PacBio, Menlo Park, CA, USA.
Genomic Medicine Center, Children's Mercy Kansas City, Kansas City, MO, USA; UMKC School of Medicine, University of Missouri Kansas City, Kansas City, MO, USA; Department of Pediatrics, Children's Mercy Kansas City, Kansas City, MO, USA.
Am J Hum Genet. 2023 Feb 2;110(2):240-250. doi: 10.1016/j.ajhg.2023.01.001. Epub 2023 Jan 19.
Spinal muscular atrophy, a leading cause of early infant death, is caused by bi-allelic mutations of SMN1. Sequence analysis of SMN1 is challenging due to high sequence similarity with its paralog SMN2. Both genes have variable copy numbers across populations. Furthermore, without pedigree information, it is currently not possible to identify silent carriers (2+0) with two copies of SMN1 on one chromosome and zero copies on the other. We developed Paraphase, an informatics method that identifies full-length SMN1 and SMN2 haplotypes, determines the gene copy numbers, and calls phased variants using long-read PacBio HiFi data. The SMN1 and SMN2 copy-number calls by Paraphase are highly concordant with orthogonal methods (99.2% for SMN1 and 100% for SMN2). We applied Paraphase to 438 samples across 5 ethnic populations to conduct a population-wide haplotype analysis of these highly homologous genes. We identified major SMN1 and SMN2 haplogroups and characterized their co-segregation through pedigree-based analyses. We identified two SMN1 haplotypes that form a common two-copy SMN1 allele in African populations. Testing positive for these two haplotypes in an individual with two copies of SMN1 gives a silent carrier risk of 88.5%, which is significantly higher than the currently used marker (1.7%-3.0%). Extending beyond simple copy-number testing, Paraphase can detect pathogenic variants and enable potential haplotype-based screening of silent carriers through statistical phasing of haplotypes into alleles. Future analysis of larger population data will allow identification of more diverse haplotypes and genetic markers for silent carriers.

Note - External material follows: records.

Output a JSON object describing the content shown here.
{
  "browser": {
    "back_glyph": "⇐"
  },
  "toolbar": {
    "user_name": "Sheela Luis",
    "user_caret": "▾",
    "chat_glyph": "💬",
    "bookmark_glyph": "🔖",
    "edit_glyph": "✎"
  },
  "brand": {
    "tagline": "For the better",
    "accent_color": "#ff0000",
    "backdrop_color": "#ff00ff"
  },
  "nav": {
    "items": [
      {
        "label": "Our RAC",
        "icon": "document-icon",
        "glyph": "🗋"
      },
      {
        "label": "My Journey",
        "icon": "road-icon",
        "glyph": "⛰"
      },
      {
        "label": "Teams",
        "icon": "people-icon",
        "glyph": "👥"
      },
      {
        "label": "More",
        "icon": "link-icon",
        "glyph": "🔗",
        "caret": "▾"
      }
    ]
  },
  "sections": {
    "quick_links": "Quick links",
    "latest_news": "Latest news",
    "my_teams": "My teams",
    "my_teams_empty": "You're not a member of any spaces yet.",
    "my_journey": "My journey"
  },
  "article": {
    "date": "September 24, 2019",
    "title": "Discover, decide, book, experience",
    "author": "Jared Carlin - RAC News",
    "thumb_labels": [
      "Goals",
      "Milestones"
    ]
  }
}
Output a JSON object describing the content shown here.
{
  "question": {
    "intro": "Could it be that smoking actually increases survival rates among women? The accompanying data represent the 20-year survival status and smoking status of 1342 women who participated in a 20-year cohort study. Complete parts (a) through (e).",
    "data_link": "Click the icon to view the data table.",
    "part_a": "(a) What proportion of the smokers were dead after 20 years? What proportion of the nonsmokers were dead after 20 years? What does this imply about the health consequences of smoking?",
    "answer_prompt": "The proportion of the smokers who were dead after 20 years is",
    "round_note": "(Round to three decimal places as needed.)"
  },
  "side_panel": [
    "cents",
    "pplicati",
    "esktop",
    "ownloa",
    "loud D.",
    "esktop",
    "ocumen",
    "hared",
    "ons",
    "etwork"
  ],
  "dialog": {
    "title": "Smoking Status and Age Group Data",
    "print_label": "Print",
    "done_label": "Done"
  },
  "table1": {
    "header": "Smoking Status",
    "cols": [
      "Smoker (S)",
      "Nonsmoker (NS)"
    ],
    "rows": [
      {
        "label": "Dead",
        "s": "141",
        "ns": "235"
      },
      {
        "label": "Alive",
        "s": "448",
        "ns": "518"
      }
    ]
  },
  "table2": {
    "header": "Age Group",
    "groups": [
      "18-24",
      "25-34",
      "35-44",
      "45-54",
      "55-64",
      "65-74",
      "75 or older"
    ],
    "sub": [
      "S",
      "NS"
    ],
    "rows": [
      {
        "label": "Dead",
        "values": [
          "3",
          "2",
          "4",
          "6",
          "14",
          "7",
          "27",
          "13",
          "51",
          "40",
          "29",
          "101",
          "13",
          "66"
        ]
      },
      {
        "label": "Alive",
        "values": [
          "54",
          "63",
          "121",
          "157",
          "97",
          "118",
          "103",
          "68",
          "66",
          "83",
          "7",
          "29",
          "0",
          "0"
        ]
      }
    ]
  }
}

脊髓性肌萎缩症是导致婴儿早期死亡的主要原因,由 SMN1 的双等位基因突变引起。由于 SMN1 与其同源基因 SMN2 具有高度的序列相似性,因此对 SMN1 进行序列分析具有挑战性。这两个基因在不同人群中的拷贝数存在差异。此外,在没有家系信息的情况下,目前无法识别染色体上一条携带两个 SMN1 拷贝(2+0)而另一条携带零个拷贝的沉默携带者。我们开发了 Paraphase 这一信息学方法,它可以识别全长 SMN1 和 SMN2 单倍型,确定基因拷贝数,并使用长读长 PacBio HiFi 数据对相位变体进行调用。Paraphase 对 SMN1 和 SMN2 的拷贝数调用与正交方法高度一致(SMN1 为 99.2%,SMN2 为 100%)。我们将 Paraphase 应用于 5 个人群的 438 个样本,对这些高度同源基因进行了全人群单倍型分析。我们确定了主要的 SMN1 和 SMN2 单倍型,并通过基于家系的分析对其共分离进行了特征描述。我们确定了两种在非洲人群中形成常见的两个拷贝 SMN1 等位基因的 SMN1 单倍型。在具有两个 SMN1 拷贝的个体中,这两种单倍型检测呈阳性,其沉默携带者的风险为 88.5%,显著高于目前使用的标记物(1.7%-3.0%)。除了简单的拷贝数检测外,Paraphase 还可以检测致病性变异,并通过单倍型的统计相位将潜在的单倍型筛查应用于沉默携带者。对更大人群数据的未来分析将允许识别更多不同的沉默携带者的单倍型和遗传标记。